In Tables 1 and 2 below, when the thickness (μm) of the polymer membrane is “1+1”, it means that the porous membrane has a polymer membrane of 1 μm on both sides.

Claims (8)

A polymer membrane having a surface elastic modulus of 500 MPa or more, an ionic conductivity of 1.0×10 ⁻⁵ S/cm or more, and an air permeability of 5000 seconds/100 mL or more after being immersed in an electrolytic solution for 19 hours. The polymer membrane according to claim 1, wherein the change in thickness before and after the immersion in the electrolytic solution is greater than 100% and less than 450%. The polymer membrane according to claim 1, comprising aromatic polyamide, aromatic polyimide or aromatic polyamideimide.
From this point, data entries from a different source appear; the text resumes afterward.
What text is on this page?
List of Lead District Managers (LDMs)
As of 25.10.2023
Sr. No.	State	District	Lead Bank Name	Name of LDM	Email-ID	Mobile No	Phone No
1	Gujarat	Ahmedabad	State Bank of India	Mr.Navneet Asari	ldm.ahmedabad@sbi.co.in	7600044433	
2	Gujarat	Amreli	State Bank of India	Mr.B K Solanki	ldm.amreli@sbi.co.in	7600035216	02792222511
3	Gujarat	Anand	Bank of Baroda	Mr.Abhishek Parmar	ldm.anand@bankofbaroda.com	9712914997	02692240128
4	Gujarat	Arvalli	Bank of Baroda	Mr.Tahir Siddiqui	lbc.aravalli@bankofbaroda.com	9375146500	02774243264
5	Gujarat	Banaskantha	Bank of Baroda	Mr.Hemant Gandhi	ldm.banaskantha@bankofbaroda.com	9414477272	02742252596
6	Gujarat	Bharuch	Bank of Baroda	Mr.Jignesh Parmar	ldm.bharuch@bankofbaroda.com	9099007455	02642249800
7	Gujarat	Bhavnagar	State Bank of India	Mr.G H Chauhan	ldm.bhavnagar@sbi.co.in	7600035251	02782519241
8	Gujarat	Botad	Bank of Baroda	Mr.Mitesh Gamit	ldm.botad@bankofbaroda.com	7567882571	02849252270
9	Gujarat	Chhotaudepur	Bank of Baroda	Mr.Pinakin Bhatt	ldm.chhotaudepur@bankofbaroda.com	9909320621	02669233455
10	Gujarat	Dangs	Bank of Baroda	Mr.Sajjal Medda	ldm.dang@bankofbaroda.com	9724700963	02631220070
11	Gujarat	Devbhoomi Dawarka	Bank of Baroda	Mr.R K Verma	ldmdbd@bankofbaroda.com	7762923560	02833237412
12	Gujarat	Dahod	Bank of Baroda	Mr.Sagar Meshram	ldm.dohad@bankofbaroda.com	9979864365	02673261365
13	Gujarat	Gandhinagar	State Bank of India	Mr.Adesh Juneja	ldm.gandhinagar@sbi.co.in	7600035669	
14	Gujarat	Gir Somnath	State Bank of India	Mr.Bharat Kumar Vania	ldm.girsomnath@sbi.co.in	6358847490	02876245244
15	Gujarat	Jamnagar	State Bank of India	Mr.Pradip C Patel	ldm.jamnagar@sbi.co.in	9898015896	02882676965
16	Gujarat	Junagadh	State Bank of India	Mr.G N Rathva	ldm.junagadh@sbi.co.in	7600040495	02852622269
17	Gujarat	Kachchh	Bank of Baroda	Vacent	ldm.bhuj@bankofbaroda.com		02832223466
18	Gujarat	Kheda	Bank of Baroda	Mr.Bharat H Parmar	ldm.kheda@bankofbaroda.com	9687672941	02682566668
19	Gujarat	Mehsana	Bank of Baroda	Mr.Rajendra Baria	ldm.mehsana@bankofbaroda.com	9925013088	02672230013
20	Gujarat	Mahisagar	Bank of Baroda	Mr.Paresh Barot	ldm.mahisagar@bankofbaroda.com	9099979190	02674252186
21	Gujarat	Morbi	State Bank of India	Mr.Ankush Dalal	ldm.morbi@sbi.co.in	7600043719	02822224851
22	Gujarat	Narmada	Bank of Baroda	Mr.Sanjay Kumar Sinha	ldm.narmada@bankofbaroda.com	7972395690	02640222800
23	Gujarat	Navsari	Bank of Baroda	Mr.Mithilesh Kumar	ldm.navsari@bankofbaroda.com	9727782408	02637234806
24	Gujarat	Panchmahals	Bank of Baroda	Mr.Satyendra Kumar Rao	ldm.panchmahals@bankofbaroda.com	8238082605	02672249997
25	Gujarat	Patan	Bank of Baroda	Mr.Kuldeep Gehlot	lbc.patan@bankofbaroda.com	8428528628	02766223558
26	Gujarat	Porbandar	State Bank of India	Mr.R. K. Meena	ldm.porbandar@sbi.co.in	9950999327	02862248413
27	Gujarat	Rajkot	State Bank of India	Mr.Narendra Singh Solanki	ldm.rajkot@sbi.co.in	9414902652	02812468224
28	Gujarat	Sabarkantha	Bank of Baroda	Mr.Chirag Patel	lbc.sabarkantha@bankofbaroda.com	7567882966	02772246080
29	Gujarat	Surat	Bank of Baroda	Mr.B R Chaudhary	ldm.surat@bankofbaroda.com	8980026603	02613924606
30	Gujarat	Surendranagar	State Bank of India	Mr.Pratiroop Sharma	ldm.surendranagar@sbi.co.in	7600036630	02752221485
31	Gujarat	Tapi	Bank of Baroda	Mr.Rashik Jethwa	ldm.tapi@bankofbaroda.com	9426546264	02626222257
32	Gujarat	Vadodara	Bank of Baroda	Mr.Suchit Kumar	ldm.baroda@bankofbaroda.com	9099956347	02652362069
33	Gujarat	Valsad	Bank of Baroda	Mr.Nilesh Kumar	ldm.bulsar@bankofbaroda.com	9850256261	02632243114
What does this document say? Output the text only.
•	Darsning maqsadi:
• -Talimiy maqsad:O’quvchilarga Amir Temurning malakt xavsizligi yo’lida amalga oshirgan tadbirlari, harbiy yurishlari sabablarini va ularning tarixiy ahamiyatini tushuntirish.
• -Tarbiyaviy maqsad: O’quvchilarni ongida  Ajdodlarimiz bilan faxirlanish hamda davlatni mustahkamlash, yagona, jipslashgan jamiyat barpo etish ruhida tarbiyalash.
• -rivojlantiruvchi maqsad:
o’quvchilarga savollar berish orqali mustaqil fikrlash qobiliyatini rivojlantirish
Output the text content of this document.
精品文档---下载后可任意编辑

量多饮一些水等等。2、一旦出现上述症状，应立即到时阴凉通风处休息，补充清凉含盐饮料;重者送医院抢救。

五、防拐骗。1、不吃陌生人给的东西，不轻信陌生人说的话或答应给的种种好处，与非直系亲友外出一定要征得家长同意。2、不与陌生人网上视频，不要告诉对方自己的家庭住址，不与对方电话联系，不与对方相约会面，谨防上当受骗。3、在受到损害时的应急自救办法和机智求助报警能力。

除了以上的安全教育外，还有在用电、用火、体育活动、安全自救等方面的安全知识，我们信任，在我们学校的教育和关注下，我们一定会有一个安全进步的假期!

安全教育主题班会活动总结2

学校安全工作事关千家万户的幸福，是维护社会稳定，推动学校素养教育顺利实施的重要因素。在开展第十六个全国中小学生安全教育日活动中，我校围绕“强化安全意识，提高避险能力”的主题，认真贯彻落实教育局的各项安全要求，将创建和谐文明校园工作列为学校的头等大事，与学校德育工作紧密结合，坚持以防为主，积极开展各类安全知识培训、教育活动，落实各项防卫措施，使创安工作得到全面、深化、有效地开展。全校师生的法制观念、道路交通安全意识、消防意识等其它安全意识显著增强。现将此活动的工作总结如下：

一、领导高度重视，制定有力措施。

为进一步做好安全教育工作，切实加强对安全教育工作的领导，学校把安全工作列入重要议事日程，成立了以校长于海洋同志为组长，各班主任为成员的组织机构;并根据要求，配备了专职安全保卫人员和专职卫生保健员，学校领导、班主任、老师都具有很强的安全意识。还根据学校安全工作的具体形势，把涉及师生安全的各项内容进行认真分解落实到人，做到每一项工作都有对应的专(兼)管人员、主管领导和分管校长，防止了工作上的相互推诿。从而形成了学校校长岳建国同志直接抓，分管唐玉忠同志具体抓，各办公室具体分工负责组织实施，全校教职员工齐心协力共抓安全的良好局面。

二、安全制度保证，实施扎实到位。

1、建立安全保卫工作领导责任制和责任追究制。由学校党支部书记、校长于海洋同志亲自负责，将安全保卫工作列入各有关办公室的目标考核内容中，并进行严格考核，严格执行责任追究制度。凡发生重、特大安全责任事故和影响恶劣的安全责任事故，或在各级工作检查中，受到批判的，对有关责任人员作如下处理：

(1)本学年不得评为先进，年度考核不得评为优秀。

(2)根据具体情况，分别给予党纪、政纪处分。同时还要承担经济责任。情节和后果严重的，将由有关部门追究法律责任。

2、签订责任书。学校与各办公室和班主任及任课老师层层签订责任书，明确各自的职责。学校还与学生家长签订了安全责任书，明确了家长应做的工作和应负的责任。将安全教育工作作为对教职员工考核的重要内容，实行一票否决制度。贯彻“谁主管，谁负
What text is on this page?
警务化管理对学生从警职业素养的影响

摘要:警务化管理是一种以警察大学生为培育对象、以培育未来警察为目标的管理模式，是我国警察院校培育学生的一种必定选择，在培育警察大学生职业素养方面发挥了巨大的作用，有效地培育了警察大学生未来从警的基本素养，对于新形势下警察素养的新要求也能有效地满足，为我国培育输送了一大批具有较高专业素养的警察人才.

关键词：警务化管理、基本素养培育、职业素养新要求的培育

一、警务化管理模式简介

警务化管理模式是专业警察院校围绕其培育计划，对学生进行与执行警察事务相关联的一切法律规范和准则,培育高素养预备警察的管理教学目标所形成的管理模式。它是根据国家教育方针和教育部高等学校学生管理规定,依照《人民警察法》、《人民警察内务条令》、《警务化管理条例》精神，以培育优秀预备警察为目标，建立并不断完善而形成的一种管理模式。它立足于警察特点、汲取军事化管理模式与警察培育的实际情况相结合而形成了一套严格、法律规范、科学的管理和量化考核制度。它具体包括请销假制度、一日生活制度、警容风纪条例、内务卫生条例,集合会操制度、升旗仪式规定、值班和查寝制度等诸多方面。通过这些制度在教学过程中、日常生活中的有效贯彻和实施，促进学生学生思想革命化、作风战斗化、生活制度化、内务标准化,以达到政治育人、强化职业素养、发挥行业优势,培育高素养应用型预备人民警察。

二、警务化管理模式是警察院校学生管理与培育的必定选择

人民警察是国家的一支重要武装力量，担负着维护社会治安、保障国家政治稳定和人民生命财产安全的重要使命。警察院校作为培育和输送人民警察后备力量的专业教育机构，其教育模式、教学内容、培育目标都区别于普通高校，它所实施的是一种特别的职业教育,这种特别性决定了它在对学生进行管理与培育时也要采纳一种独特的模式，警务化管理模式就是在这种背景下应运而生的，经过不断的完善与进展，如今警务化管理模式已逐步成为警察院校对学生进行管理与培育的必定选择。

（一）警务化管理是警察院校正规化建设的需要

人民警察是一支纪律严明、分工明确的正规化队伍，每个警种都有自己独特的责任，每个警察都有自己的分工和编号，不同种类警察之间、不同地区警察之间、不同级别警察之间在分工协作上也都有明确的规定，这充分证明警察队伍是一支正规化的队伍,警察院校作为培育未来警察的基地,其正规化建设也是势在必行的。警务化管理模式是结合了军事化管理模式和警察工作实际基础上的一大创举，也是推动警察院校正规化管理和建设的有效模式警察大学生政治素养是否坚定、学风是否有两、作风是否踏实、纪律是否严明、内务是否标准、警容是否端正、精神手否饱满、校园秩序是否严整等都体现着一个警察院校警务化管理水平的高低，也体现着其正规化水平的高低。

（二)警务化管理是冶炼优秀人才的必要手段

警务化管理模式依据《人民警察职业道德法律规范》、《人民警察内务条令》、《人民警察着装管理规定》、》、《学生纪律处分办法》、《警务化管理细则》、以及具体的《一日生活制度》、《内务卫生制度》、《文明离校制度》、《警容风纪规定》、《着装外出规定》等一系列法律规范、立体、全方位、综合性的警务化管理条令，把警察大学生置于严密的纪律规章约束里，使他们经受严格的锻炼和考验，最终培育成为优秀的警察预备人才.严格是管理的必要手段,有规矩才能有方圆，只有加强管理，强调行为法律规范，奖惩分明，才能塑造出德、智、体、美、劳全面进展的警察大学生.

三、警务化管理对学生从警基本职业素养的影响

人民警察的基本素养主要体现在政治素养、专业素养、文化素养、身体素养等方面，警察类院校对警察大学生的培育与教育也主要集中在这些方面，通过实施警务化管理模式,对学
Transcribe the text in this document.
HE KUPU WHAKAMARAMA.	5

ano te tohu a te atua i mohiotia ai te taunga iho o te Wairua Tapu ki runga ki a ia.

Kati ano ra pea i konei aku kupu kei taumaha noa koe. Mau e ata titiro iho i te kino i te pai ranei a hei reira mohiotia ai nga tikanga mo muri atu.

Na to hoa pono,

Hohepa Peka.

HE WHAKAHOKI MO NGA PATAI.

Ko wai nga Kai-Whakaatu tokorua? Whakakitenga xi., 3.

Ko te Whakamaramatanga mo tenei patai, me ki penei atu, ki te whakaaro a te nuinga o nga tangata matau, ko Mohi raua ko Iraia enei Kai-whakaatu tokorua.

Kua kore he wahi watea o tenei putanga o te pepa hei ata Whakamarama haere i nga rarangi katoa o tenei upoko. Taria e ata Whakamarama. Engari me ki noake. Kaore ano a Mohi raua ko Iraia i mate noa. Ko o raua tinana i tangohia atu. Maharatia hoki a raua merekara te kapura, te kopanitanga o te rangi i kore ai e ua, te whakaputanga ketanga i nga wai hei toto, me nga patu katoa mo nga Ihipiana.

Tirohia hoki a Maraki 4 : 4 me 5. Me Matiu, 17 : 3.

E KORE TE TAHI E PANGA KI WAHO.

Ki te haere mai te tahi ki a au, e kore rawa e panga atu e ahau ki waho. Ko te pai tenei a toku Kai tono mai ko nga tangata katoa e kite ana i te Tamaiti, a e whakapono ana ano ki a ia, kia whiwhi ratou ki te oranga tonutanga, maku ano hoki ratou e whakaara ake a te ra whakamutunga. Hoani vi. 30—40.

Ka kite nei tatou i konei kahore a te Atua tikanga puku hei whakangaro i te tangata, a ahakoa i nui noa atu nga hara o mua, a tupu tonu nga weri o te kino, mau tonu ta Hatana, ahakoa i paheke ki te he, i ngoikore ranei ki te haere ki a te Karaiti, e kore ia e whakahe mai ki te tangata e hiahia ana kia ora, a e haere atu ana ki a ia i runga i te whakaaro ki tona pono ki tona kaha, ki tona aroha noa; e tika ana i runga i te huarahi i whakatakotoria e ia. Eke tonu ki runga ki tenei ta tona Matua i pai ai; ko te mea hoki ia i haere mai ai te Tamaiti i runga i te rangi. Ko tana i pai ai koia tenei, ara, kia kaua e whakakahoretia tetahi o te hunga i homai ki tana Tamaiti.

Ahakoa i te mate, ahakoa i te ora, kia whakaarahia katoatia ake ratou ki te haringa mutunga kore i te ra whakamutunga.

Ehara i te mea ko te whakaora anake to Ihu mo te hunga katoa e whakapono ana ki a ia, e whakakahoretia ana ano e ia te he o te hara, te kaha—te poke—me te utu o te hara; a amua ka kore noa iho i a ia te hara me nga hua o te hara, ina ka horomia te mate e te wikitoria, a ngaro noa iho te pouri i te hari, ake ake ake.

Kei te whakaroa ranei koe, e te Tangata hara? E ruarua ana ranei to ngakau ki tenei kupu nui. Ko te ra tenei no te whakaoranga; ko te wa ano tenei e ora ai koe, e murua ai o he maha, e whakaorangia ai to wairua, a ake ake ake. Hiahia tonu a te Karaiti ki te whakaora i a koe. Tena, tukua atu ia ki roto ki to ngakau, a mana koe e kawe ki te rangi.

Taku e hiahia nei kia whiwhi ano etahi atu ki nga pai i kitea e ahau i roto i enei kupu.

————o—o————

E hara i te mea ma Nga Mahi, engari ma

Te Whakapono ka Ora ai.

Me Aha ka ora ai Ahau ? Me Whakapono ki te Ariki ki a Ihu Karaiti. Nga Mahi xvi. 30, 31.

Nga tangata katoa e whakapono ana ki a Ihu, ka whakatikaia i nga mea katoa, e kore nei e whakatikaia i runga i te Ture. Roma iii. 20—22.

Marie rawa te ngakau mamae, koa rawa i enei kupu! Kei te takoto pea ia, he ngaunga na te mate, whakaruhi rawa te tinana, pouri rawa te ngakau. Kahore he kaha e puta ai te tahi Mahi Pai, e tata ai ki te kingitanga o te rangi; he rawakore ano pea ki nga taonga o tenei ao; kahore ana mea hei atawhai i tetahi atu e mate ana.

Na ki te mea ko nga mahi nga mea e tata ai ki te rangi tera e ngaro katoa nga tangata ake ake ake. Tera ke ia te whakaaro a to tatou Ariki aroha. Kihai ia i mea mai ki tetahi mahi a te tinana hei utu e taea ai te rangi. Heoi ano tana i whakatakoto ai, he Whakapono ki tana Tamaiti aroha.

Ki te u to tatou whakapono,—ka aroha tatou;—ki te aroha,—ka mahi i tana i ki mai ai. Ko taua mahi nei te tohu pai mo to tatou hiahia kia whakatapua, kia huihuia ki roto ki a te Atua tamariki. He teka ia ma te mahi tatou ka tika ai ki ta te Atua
A film having the polymer membrane according to claim 1 on at least one side of a polyolefin porous membrane substrate. The film according to claim 4, which has a peel strength of 50 gf/25 mm or more. A separator for a secondary battery using the polymer film according to claim 1 or the film according to claim 4. A secondary battery using the secondary battery separator according to claim 6. A vehicle, an unmanned transport vehicle, an electronic device, or a stationary power supply comprising the secondary battery according to claim 7.